Wary Quotes (3 quotes)
For the saving the long progression of the thoughts to remote and first principles in every case, the mind should provide itself several stages; that is to say, intermediate principles, which it might have recourse to in the examining those positions that come in its way. These, though they are not self-evident principles, yet, if they have been made out from them by a wary and unquestionable deduction, may be depended on as certain and infallible truths, and serve as unquestionable truths to prove other points depending upon them, by a nearer and shorter view than remote and general maxims. … And thus mathematicians do, who do not in every new problem run it back to the first axioms through all the whole train of intermediate propositions. Certain theorems that they have settled to themselves upon sure demonstration, serve to resolve to them multitudes of propositions which depend on them, and are as firmly made out from thence as if the mind went afresh over every link of the whole chain that tie them to first self-evident principles.
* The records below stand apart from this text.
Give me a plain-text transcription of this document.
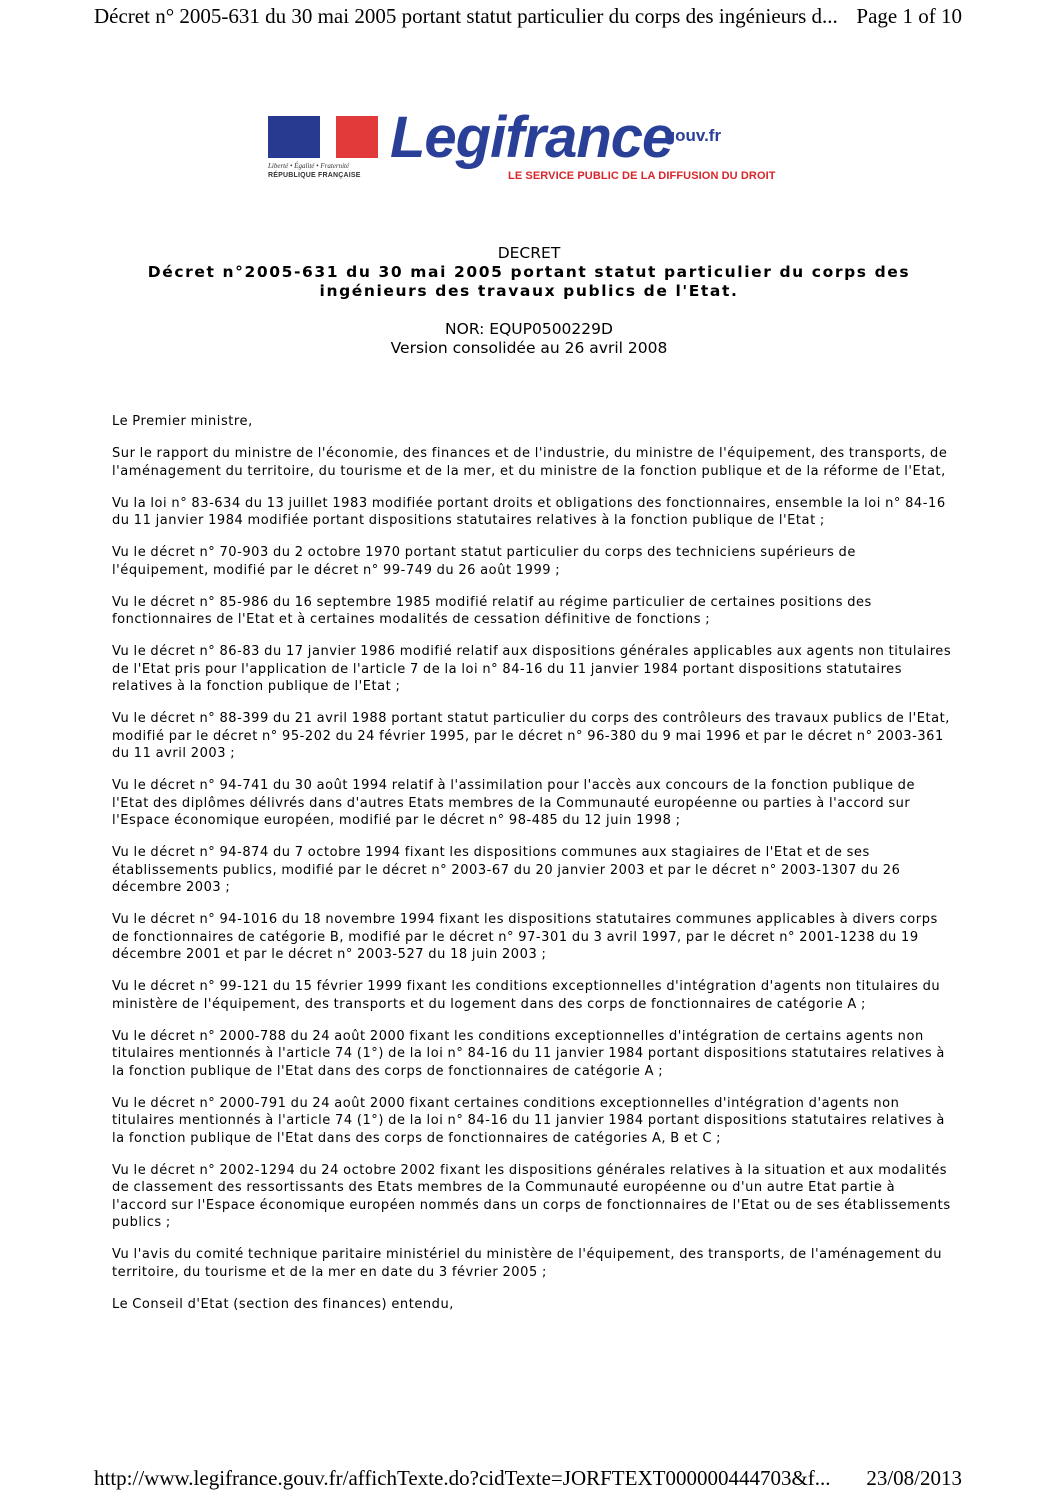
Décret n° 2005-631 du 30 mai 2005 portant statut particulier du corps des ingénieurs d... Page 1 of 10
Liberté • Égalité • Fraternité
RÉPUBLIQUE FRANÇAISE
Legifrance
.gouv.fr
LE SERVICE PUBLIC DE LA DIFFUSION DU DROIT
DECRET
Décret n°2005-631 du 30 mai 2005 portant statut particulier du corps des ingénieurs des travaux publics de l'Etat.
NOR: EQUP0500229D
Version consolidée au 26 avril 2008

Le Premier ministre,

Sur le rapport du ministre de l'économie, des finances et de l'industrie, du ministre de l'équipement, des transports, de l'aménagement du territoire, du tourisme et de la mer, et du ministre de la fonction publique et de la réforme de l'Etat,

Vu la loi n° 83-634 du 13 juillet 1983 modifiée portant droits et obligations des fonctionnaires, ensemble la loi n° 84-16 du 11 janvier 1984 modifiée portant dispositions statutaires relatives à la fonction publique de l'Etat ;

Vu le décret n° 70-903 du 2 octobre 1970 portant statut particulier du corps des techniciens supérieurs de l'équipement, modifié par le décret n° 99-749 du 26 août 1999 ;

Vu le décret n° 85-986 du 16 septembre 1985 modifié relatif au régime particulier de certaines positions des fonctionnaires de l'Etat et à certaines modalités de cessation définitive de fonctions ;

Vu le décret n° 86-83 du 17 janvier 1986 modifié relatif aux dispositions générales applicables aux agents non titulaires de l'Etat pris pour l'application de l'article 7 de la loi n° 84-16 du 11 janvier 1984 portant dispositions statutaires relatives à la fonction publique de l'Etat ;

Vu le décret n° 88-399 du 21 avril 1988 portant statut particulier du corps des contrôleurs des travaux publics de l'Etat, modifié par le décret n° 95-202 du 24 février 1995, par le décret n° 96-380 du 9 mai 1996 et par le décret n° 2003-361 du 11 avril 2003 ;

Vu le décret n° 94-741 du 30 août 1994 relatif à l'assimilation pour l'accès aux concours de la fonction publique de l'Etat des diplômes délivrés dans d'autres Etats membres de la Communauté européenne ou parties à l'accord sur l'Espace économique européen, modifié par le décret n° 98-485 du 12 juin 1998 ;

Vu le décret n° 94-874 du 7 octobre 1994 fixant les dispositions communes aux stagiaires de l'Etat et de ses établissements publics, modifié par le décret n° 2003-67 du 20 janvier 2003 et par le décret n° 2003-1307 du 26 décembre 2003 ;

Vu le décret n° 94-1016 du 18 novembre 1994 fixant les dispositions statutaires communes applicables à divers corps de fonctionnaires de catégorie B, modifié par le décret n° 97-301 du 3 avril 1997, par le décret n° 2001-1238 du 19 décembre 2001 et par le décret n° 2003-527 du 18 juin 2003 ;

Vu le décret n° 99-121 du 15 février 1999 fixant les conditions exceptionnelles d'intégration d'agents non titulaires du ministère de l'équipement, des transports et du logement dans des corps de fonctionnaires de catégorie A ;

Vu le décret n° 2000-788 du 24 août 2000 fixant les conditions exceptionnelles d'intégration de certains agents non titulaires mentionnés à l'article 74 (1°) de la loi n° 84-16 du 11 janvier 1984 portant dispositions statutaires relatives à la fonction publique de l'Etat dans des corps de fonctionnaires de catégorie A ;

Vu le décret n° 2000-791 du 24 août 2000 fixant certaines conditions exceptionnelles d'intégration d'agents non titulaires mentionnés à l'article 74 (1°) de la loi n° 84-16 du 11 janvier 1984 portant dispositions statutaires relatives à la fonction publique de l'Etat dans des corps de fonctionnaires de catégories A, B et C ;

Vu le décret n° 2002-1294 du 24 octobre 2002 fixant les dispositions générales relatives à la situation et aux modalités de classement des ressortissants des Etats membres de la Communauté européenne ou d'un autre Etat partie à l'accord sur l'Espace économique européen nommés dans un corps de fonctionnaires de l'Etat ou de ses établissements publics ;

Vu l'avis du comité technique paritaire ministériel du ministère de l'équipement, des transports, de l'aménagement du territoire, du tourisme et de la mer en date du 3 février 2005 ;

Le Conseil d'Etat (section des finances) entendu,

http://www.legifrance.gouv.fr/affichTexte.do?cidTexte=JORFTEXT000000444703&f... 23/08/2013
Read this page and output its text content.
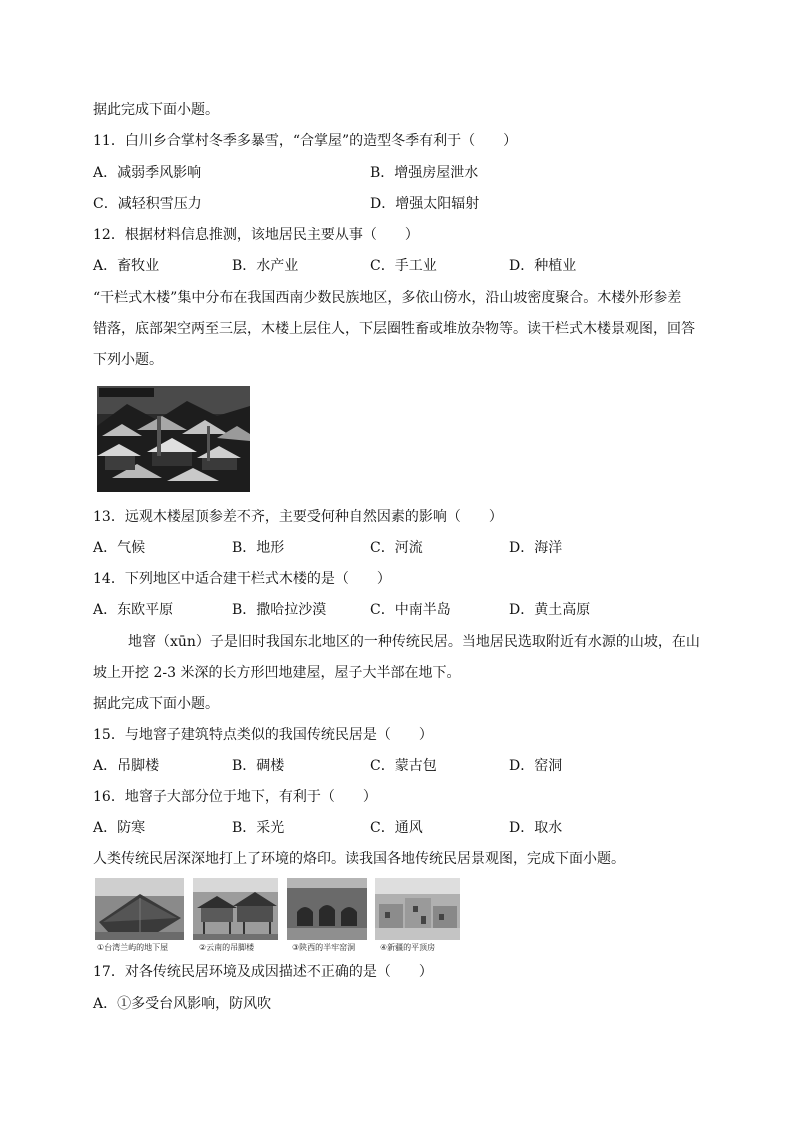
据此完成下面小题。
11．白川乡合掌村冬季多暴雪，“合掌屋”的造型冬季有利于（　　）
A．减弱季风影响	B．增强房屋泄水
C．减轻积雪压力	D．增强太阳辐射
12．根据材料信息推测，该地居民主要从事（　　）
A．畜牧业	B．水产业	C．手工业	D．种植业
“干栏式木楼”集中分布在我国西南少数民族地区，多依山傍水，沿山坡密度聚合。木楼外形参差
错落，底部架空两至三层，木楼上层住人，下层圈牲畜或堆放杂物等。读干栏式木楼景观图，回答
下列小题。
13．远观木楼屋顶参差不齐，主要受何种自然因素的影响（　　）
A．气候	B．地形	C．河流	D．海洋
14．下列地区中适合建干栏式木楼的是（　　）
A．东欧平原	B．撒哈拉沙漠	C．中南半岛	D．黄土高原
地窨（xūn）子是旧时我国东北地区的一种传统民居。当地居民选取附近有水源的山坡，在山
坡上开挖 2-3 米深的长方形凹地建屋，屋子大半部在地下。
据此完成下面小题。
15．与地窨子建筑特点类似的我国传统民居是（　　）
A．吊脚楼	B．碉楼	C．蒙古包	D．窑洞
16．地窨子大部分位于地下，有利于（　　）
A．防寒	B．采光	C．通风	D．取水
人类传统民居深深地打上了环境的烙印。读我国各地传统民居景观图，完成下面小题。
①台湾兰屿的地下屋	②云南的吊脚楼	③陕西的半牢窑洞	④新疆的平顶房
17．对各传统民居环境及成因描述不正确的是（　　）
A．①多受台风影响，防风吹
It is the simple hypotheses of which one must be most wary; because these are the ones that have the most chances of passing unnoticed.
One must be wary in attributing scientific discovery wholly to any one person. Almost every discovery has a long and precarious history. Someone finds a bit here, another a bit there. A third step succeeds later and thus onward till a genius pieces the bits together and makes the decisive contribution. Science, like the Mississippi, begins in a tiny rivulet in the distant forest. Gradually other streams swell its volume. And the roaring river that bursts the dikes is formed from countless sources.